1.   Wagenman had legal representation at the March 9 preliminary hearing, but it was not the representation that she wanted.   Her counsel had been unable to attend and sent another attorney to act in his stead.

2.   Utah Code Ann. § 77-29-1 provides in relevant part:(3) After written demand is delivered as required in Subsection (1), the prosecuting attorney or the defendant or his counsel, for good cause shown in open court, with the prisoner or his counsel being present, may be granted any reasonable continuance.(4) In the event the charge is not brought to trial within 120 days, or within such continuance as has been granted, and defendant or his counsel moves to dismiss the action, the court shall review the proceeding.   If the court finds that the failure of the prosecuting attorney to have the matter heard within the time required is not supported by good cause, whether a previous motion for continuance was made or not, the court shall order the matter dismissed with prejudice.Utah Code Ann § 77-29-1 (1999) (emphasis added.)

3.   Wagenman also argues that the original trial date of June 4 fell beyond the 120 days and that this is also a basis for dismissal.

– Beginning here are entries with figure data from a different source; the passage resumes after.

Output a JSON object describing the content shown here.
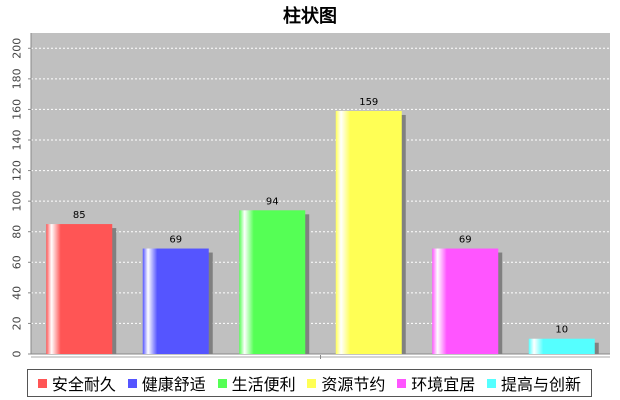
{
  "chart_data": {
    "type": "bar",
    "title": "柱状图",
    "categories": [
      "安全耐久",
      "健康舒适",
      "生活便利",
      "资源节约",
      "环境宜居",
      "提高与创新"
    ],
    "values": [
      85,
      69,
      94,
      159,
      69,
      10
    ],
    "colors": [
      "#ff5555",
      "#5555ff",
      "#55ff55",
      "#ffff55",
      "#ff55ff",
      "#55ffff"
    ],
    "ylim": [
      0,
      210
    ],
    "yticks": [
      0,
      20,
      40,
      60,
      80,
      100,
      120,
      140,
      160,
      180,
      200
    ],
    "grid": true,
    "plot_background": "#c0c0c0",
    "legend_position": "bottom",
    "data_labels": true
  }
}
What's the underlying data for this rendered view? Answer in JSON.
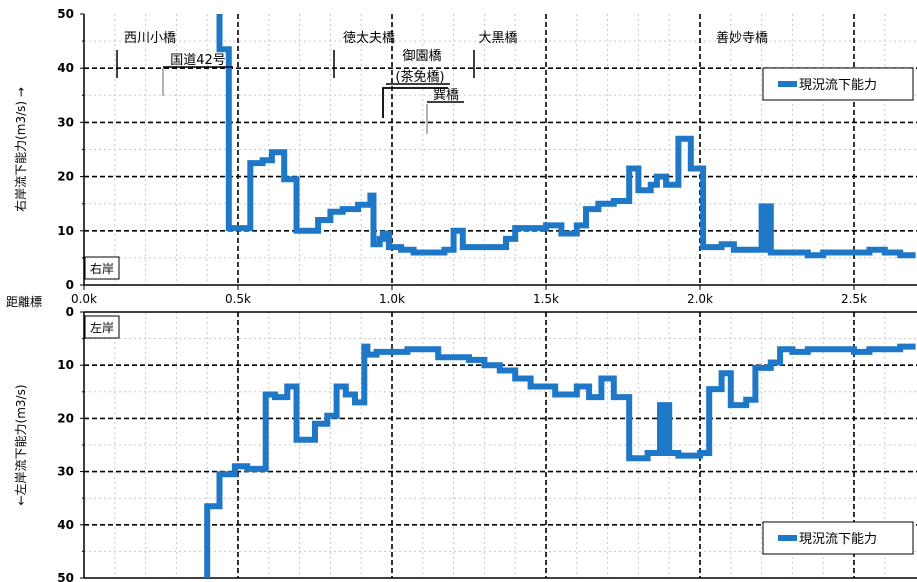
{
  "chart_data": {
    "type": "line",
    "x_axis": {
      "label": "距離標",
      "ticks": [
        "0.0k",
        "0.5k",
        "1.0k",
        "1.5k",
        "2.0k",
        "2.5k"
      ],
      "tick_values": [
        0,
        0.5,
        1.0,
        1.5,
        2.0,
        2.5
      ],
      "range": [
        0,
        2.7
      ]
    },
    "panels": [
      {
        "side_label": "右岸",
        "ylabel": "右岸流下能力(m3/s) →",
        "ylim": [
          0,
          50
        ],
        "y_ticks": [
          "0",
          "10",
          "20",
          "30",
          "40",
          "50"
        ],
        "y_tick_values": [
          0,
          10,
          20,
          30,
          40,
          50
        ],
        "legend": "現況流下能力",
        "series": [
          {
            "name": "現況流下能力",
            "points": [
              [
                0.44,
                50
              ],
              [
                0.44,
                43.5
              ],
              [
                0.47,
                43.5
              ],
              [
                0.47,
                10.5
              ],
              [
                0.54,
                10.5
              ],
              [
                0.54,
                22.5
              ],
              [
                0.58,
                22.5
              ],
              [
                0.58,
                23
              ],
              [
                0.61,
                23
              ],
              [
                0.61,
                24.5
              ],
              [
                0.65,
                24.5
              ],
              [
                0.65,
                19.5
              ],
              [
                0.69,
                19.5
              ],
              [
                0.69,
                10
              ],
              [
                0.76,
                10
              ],
              [
                0.76,
                12
              ],
              [
                0.8,
                12
              ],
              [
                0.8,
                13.5
              ],
              [
                0.84,
                13.5
              ],
              [
                0.84,
                14
              ],
              [
                0.89,
                14
              ],
              [
                0.89,
                14.8
              ],
              [
                0.93,
                14.8
              ],
              [
                0.93,
                16.5
              ],
              [
                0.94,
                16.5
              ],
              [
                0.94,
                7.5
              ],
              [
                0.96,
                7.5
              ],
              [
                0.96,
                8.5
              ],
              [
                0.97,
                8.5
              ],
              [
                0.97,
                9.5
              ],
              [
                0.99,
                9.5
              ],
              [
                0.99,
                7
              ],
              [
                1.03,
                7
              ],
              [
                1.03,
                6.5
              ],
              [
                1.07,
                6.5
              ],
              [
                1.07,
                6
              ],
              [
                1.17,
                6
              ],
              [
                1.17,
                6.5
              ],
              [
                1.2,
                6.5
              ],
              [
                1.2,
                10
              ],
              [
                1.23,
                10
              ],
              [
                1.23,
                7
              ],
              [
                1.37,
                7
              ],
              [
                1.37,
                8.5
              ],
              [
                1.4,
                8.5
              ],
              [
                1.4,
                10.5
              ],
              [
                1.5,
                10.5
              ],
              [
                1.5,
                11
              ],
              [
                1.55,
                11
              ],
              [
                1.55,
                9.5
              ],
              [
                1.6,
                9.5
              ],
              [
                1.6,
                11
              ],
              [
                1.63,
                11
              ],
              [
                1.63,
                14
              ],
              [
                1.67,
                14
              ],
              [
                1.67,
                15
              ],
              [
                1.72,
                15
              ],
              [
                1.72,
                15.5
              ],
              [
                1.77,
                15.5
              ],
              [
                1.77,
                21.5
              ],
              [
                1.8,
                21.5
              ],
              [
                1.8,
                17.5
              ],
              [
                1.84,
                17.5
              ],
              [
                1.84,
                18.5
              ],
              [
                1.86,
                18.5
              ],
              [
                1.86,
                20
              ],
              [
                1.89,
                20
              ],
              [
                1.89,
                18.5
              ],
              [
                1.93,
                18.5
              ],
              [
                1.93,
                27
              ],
              [
                1.97,
                27
              ],
              [
                1.97,
                21.5
              ],
              [
                2.01,
                21.5
              ],
              [
                2.01,
                7
              ],
              [
                2.07,
                7
              ],
              [
                2.07,
                7.5
              ],
              [
                2.11,
                7.5
              ],
              [
                2.11,
                6.5
              ],
              [
                2.2,
                6.5
              ],
              [
                2.2,
                14.5
              ],
              [
                2.21,
                14.5
              ],
              [
                2.21,
                6.5
              ],
              [
                2.22,
                6.5
              ],
              [
                2.22,
                14.5
              ],
              [
                2.23,
                14.5
              ],
              [
                2.23,
                6
              ],
              [
                2.35,
                6
              ],
              [
                2.35,
                5.5
              ],
              [
                2.4,
                5.5
              ],
              [
                2.4,
                6
              ],
              [
                2.55,
                6
              ],
              [
                2.55,
                6.5
              ],
              [
                2.6,
                6.5
              ],
              [
                2.6,
                6
              ],
              [
                2.65,
                6
              ],
              [
                2.65,
                5.5
              ],
              [
                2.7,
                5.5
              ]
            ]
          }
        ],
        "bridges": [
          "西川小橋",
          "国道42号",
          "徳太夫橋",
          "御園橋",
          "(茶免橋)",
          "巽橋",
          "大黒橋",
          "善妙寺橋"
        ]
      },
      {
        "side_label": "左岸",
        "ylabel": "←左岸流下能力(m3/s)",
        "ylim": [
          50,
          0
        ],
        "y_ticks": [
          "0",
          "10",
          "20",
          "30",
          "40",
          "50"
        ],
        "y_tick_values": [
          0,
          10,
          20,
          30,
          40,
          50
        ],
        "legend": "現況流下能力",
        "series": [
          {
            "name": "現況流下能力",
            "points": [
              [
                0.4,
                50
              ],
              [
                0.4,
                36.5
              ],
              [
                0.44,
                36.5
              ],
              [
                0.44,
                30.5
              ],
              [
                0.49,
                30.5
              ],
              [
                0.49,
                29
              ],
              [
                0.53,
                29
              ],
              [
                0.53,
                29.5
              ],
              [
                0.59,
                29.5
              ],
              [
                0.59,
                15.5
              ],
              [
                0.62,
                15.5
              ],
              [
                0.62,
                16
              ],
              [
                0.66,
                16
              ],
              [
                0.66,
                14
              ],
              [
                0.69,
                14
              ],
              [
                0.69,
                24
              ],
              [
                0.75,
                24
              ],
              [
                0.75,
                21
              ],
              [
                0.79,
                21
              ],
              [
                0.79,
                19.5
              ],
              [
                0.82,
                19.5
              ],
              [
                0.82,
                14
              ],
              [
                0.85,
                14
              ],
              [
                0.85,
                15.5
              ],
              [
                0.88,
                15.5
              ],
              [
                0.88,
                17
              ],
              [
                0.91,
                17
              ],
              [
                0.91,
                6.5
              ],
              [
                0.92,
                6.5
              ],
              [
                0.92,
                8
              ],
              [
                0.95,
                8
              ],
              [
                0.95,
                7.5
              ],
              [
                1.05,
                7.5
              ],
              [
                1.05,
                7
              ],
              [
                1.15,
                7
              ],
              [
                1.15,
                8.5
              ],
              [
                1.25,
                8.5
              ],
              [
                1.25,
                9
              ],
              [
                1.3,
                9
              ],
              [
                1.3,
                10
              ],
              [
                1.35,
                10
              ],
              [
                1.35,
                11
              ],
              [
                1.4,
                11
              ],
              [
                1.4,
                12.5
              ],
              [
                1.45,
                12.5
              ],
              [
                1.45,
                14
              ],
              [
                1.53,
                14
              ],
              [
                1.53,
                15.5
              ],
              [
                1.6,
                15.5
              ],
              [
                1.6,
                14
              ],
              [
                1.64,
                14
              ],
              [
                1.64,
                16
              ],
              [
                1.68,
                16
              ],
              [
                1.68,
                12.5
              ],
              [
                1.72,
                12.5
              ],
              [
                1.72,
                16
              ],
              [
                1.77,
                16
              ],
              [
                1.77,
                27.5
              ],
              [
                1.83,
                27.5
              ],
              [
                1.83,
                26.5
              ],
              [
                1.87,
                26.5
              ],
              [
                1.87,
                17.5
              ],
              [
                1.88,
                17.5
              ],
              [
                1.88,
                26.5
              ],
              [
                1.89,
                26.5
              ],
              [
                1.89,
                17.5
              ],
              [
                1.9,
                17.5
              ],
              [
                1.9,
                26.5
              ],
              [
                1.93,
                26.5
              ],
              [
                1.93,
                27
              ],
              [
                2.0,
                27
              ],
              [
                2.0,
                26.5
              ],
              [
                2.03,
                26.5
              ],
              [
                2.03,
                14.5
              ],
              [
                2.07,
                14.5
              ],
              [
                2.07,
                11.5
              ],
              [
                2.1,
                11.5
              ],
              [
                2.1,
                17.5
              ],
              [
                2.15,
                17.5
              ],
              [
                2.15,
                16.5
              ],
              [
                2.18,
                16.5
              ],
              [
                2.18,
                10.5
              ],
              [
                2.23,
                10.5
              ],
              [
                2.23,
                9.5
              ],
              [
                2.26,
                9.5
              ],
              [
                2.26,
                7
              ],
              [
                2.3,
                7
              ],
              [
                2.3,
                7.5
              ],
              [
                2.35,
                7.5
              ],
              [
                2.35,
                7
              ],
              [
                2.5,
                7
              ],
              [
                2.5,
                7.5
              ],
              [
                2.55,
                7.5
              ],
              [
                2.55,
                7
              ],
              [
                2.65,
                7
              ],
              [
                2.65,
                6.5
              ],
              [
                2.7,
                6.5
              ]
            ]
          }
        ]
      }
    ],
    "colors": {
      "line": "#1f77c8",
      "grid_dash": "#000000"
    }
  }
}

However, since we reverse on other grounds we do not address this argument.

4.   Specifically, the State argues that Wagenman has the “burden of providing adequate record support for her appellate claims.”   The State notes that “Defendant did not seek any explanation from the trial judge for the priority determination and did not give the judge an opportunity to elaborate on its reasoning by objecting to the continuance.”   Normally, appellants have the responsibility to ensure an adequate record on appeal, see State v. Snyder, 932 P.2d 120, 131 (Utah Ct.App.1997) (noting that “ ‘[p]arties claiming error below and seeking appellate review have the duty and responsibility to support their allegations with an adequate record’ ”) (citation omitted), but this obligation does not remove the State's obligations pursuant to section 77-29-1.

5.   Any argument by the State that it did not cause the delay because the trial court rescheduled sua sponte is also unpersuasive.   The Utah Supreme Court has held thatthe mere fact that the delay was not caused by the prosecutor has never been considered dispositive because “to hold that good cause is supported by the lone fact that the delay was not caused by the prosecutor would contradict the language in section 77-1-29(4) which places the burden of complying with the statute on the prosecution.”State v. Heaton, 958 P.2d 911, 915 (Utah 1998) (citation omitted).

THORNE, Judge:

¶ 18 WE CONCUR:  JUDITH M. BILLINGS, Associate Presiding Judge, and GREGORY K. ORME, Judge.